Enrico Cerni, Quarto D’Altino (Ve)
 
Mi pare, gentile dottor Cerni, che lei dica tutto quel che c’è da dire e che lo faccia con coinvolgente (ed elegante) passione. Sottoscrivo di slancio il suo appello: chi può aiuti i Concordi, e lo faccia adesso. Perché il tempo stringe, e Rovigo e la sua gente non possono restare senza la permanente provocazione alla lettura e all’incontro che quell’antica Biblioteca rappresenta da secoli grazie a un’antica Accademia dallo splendido nome e dalla preziosa vocazione – la concordia, il tenere assieme i cuori – che oggi, purtroppo, ha meno risorse e meno forze.

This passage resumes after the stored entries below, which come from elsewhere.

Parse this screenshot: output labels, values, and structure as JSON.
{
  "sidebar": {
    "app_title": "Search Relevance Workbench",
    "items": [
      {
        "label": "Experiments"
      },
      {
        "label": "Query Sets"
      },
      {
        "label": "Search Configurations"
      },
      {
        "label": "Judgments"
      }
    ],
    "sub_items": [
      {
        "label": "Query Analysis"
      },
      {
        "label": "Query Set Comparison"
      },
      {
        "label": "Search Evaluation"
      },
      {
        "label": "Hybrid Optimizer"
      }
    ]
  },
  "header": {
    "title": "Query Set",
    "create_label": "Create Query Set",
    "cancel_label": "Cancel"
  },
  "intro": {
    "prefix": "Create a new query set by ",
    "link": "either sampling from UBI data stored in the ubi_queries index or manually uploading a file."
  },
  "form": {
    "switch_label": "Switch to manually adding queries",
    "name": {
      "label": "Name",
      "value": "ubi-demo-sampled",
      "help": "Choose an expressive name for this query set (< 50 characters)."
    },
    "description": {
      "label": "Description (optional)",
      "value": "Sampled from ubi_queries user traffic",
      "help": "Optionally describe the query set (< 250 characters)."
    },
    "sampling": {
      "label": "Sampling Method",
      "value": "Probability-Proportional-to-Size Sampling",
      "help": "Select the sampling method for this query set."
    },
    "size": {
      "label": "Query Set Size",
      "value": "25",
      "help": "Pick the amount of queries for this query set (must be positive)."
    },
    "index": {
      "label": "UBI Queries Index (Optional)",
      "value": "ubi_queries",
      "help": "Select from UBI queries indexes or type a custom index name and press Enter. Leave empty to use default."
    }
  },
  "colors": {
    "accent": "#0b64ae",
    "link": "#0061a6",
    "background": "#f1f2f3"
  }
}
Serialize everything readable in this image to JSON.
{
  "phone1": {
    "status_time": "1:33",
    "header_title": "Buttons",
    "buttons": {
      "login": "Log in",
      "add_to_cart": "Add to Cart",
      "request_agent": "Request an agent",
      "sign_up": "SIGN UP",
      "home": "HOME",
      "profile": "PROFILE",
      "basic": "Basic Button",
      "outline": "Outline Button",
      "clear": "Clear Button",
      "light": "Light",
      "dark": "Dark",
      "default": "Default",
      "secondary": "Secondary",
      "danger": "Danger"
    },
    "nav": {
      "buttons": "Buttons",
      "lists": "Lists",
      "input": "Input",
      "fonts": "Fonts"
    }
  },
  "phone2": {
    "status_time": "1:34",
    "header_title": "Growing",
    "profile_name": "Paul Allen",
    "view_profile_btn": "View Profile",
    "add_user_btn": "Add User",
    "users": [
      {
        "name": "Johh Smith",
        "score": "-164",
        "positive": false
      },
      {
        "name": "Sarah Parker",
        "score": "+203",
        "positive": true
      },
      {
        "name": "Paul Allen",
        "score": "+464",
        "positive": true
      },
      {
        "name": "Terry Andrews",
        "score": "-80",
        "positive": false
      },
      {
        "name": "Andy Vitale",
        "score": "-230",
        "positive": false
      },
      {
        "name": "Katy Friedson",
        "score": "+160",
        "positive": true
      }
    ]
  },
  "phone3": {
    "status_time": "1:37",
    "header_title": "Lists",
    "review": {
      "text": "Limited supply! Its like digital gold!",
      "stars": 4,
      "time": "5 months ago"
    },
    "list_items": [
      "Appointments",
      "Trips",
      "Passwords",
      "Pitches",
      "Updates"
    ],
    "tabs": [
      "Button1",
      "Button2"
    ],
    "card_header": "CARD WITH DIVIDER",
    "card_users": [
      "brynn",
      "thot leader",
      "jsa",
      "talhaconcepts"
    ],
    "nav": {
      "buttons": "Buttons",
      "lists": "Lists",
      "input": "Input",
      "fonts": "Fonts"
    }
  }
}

Aggiungo solo che nel mio ancor breve, ma già non più brevissimo, "transito terrestre" mi è toccato di visitare tutte e quattro le "capitali di provincia" che lei evoca: Rovigo come Benevento e Cuneo e Pordenone. Forse per un felice caso o forse perché chi, come me, è nato in provincia ancora adesso, nonostante la vita mi abbia portato a vivere tra Milano e Roma, nella bella provincia del nostro Paese torna sempre, ogni volta che può, e non per nostalgia, ma per convinzione e in un certo senso per necessità. Perché ogni volta attraverso questo contatto ritrova la sostanza – ma vorrei dire l’anima –, civile e cristiana, di quello straordinario e concorde mosaico di territori, ambienti culturali e tessuti urbani che è l’Italia. Tutto questo va riconosciuto, stimato, amato e preservato. Mai trascurato, mai impoverito.